Warung sate itu berada tepat di pinggir jalan, sebelah utara Indomaret Gegerkalong hilir. Didalamnya terdapat satu meja berukuran sedang yang berfungsi sebagai tempat menyimpan gelas, ceret, serta galon. Lalu satu meja panjang untuk pelanggan dilengkapi 2 kursi panjang di sisi kiri kanan meja. Meja dan kursi pelanggan diletakkan di tengah warung sedangkan meja untuk menyimpan gelas diletakkan di sudut warung. Disebelah timur meja pelanggan, sang pemilik meletakkan gerobak untuk mengolah berbagai daging agar siap disantap.

Menu andalan mereka memang sate. Namun, menu lain seperti soto juga tersedia disana. Harga satu porsi sate berkisar 15 rb. Satu porsi terdiri dari 10 tusuk lengkap dengan lontong ataupun nasi. Dulu terdapat 4 orang yang mengelola warung tersebut. Seorang bapak lanjut usia bernama Supardi bertugas memotong lontong dan membumbui sate. Lalu ada mas-mas sekitar umur 25 tahun bernama Iwan bertugas memanggang sate. 2 orang lagi merupakan suami istri, yang kadang-kadang ada untuk menggantikan Supardi dalam bekerja. "Sekarang mereka (Suami-istri --red) pindah ke dago," ujar Supardi suatu hari ketika saya berkunjung kesana.

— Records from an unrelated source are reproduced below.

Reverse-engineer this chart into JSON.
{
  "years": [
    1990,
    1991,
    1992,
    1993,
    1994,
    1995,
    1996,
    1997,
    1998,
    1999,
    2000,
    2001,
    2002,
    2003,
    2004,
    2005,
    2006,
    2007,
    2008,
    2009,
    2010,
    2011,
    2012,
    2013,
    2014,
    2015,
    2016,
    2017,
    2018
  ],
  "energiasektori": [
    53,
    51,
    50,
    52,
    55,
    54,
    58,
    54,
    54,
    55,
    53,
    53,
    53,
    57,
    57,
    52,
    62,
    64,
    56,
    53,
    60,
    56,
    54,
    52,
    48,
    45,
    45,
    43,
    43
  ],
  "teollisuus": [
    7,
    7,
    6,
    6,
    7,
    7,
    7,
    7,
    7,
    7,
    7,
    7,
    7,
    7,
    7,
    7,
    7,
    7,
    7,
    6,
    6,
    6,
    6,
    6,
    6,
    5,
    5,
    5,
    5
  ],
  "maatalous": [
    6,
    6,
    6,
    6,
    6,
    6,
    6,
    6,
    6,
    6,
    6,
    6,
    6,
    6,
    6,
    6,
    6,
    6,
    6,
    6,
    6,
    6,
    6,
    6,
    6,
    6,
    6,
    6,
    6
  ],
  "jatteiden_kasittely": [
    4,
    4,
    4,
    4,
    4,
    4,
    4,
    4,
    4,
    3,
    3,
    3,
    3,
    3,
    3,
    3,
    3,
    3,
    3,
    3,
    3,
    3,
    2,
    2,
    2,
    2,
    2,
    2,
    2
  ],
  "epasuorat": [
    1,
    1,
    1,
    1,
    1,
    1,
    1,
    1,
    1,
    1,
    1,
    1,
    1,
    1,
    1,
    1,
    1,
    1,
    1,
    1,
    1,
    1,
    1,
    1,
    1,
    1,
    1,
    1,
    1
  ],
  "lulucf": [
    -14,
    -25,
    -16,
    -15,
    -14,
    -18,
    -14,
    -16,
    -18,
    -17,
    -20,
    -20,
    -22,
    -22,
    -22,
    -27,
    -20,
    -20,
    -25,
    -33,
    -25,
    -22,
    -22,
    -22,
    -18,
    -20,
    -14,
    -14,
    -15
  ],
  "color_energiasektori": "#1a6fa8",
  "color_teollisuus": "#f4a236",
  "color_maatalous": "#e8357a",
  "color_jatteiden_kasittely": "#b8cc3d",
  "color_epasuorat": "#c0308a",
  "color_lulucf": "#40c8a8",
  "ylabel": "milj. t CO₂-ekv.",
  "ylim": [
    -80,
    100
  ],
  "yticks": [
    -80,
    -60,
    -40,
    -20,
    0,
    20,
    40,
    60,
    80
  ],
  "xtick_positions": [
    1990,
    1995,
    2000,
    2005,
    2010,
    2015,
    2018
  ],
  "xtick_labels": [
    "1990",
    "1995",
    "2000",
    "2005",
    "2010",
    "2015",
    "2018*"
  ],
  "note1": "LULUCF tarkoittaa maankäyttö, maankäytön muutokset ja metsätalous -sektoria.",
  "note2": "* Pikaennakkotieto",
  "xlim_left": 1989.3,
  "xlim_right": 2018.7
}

Malam itu, sekitar pukul 20.30, saya berbincang dengan Supardi. Supardi ini berperawakan besar dan berkulit sawo matang. Matanya agak sipit. Kumis dan janggutnya tidak terlalu lebat, namun sudah berwarna putih. Tutur katanya halus dan tenang.  Saat itu, Supardi memakai baju batik putih dan memakai kopiah.

 Sembari saya melahap sate yang sudah dihidangkan, Supardi mulai bercerita mengenai kehidupannya.  Ia lahir di tanah Madura sebagai anak pertama dari 3 bersaudara. Orangtuanya. sudah tiada sejak Supardi remaja. Praktis, Ia sebagai anak pertama menjadi tulang punggung adik-adiknya. Untuk memenuhi kebutuhan keluarga, Supardi beberapa kali mencoba peruntungan. Dibantu adiknya, kadang Supardi berjualan kue, pakaian, dan sayur-sayuran. Menjadi kuli pun pernah Ia lakoni. "Yang penting halal, apapun saya kerjakan," ujar Supardi sembari membenarkan posisi duduknya.

Ketika berumur 23 tahun, Setelah adik-adiknya dirasa cukup mandiri, Supardi mulai merantau ke jawa. Pengalaman bekerja di kampung halaman tak lantas membuat Supardi hidup mudah di perantauan. Beberapa kali beliau ditendang dari satu pekerjaan ke pekerjaan lain. "Dan akhirnya saya disini, jualan sate di bandung," kata Supardi tertawa.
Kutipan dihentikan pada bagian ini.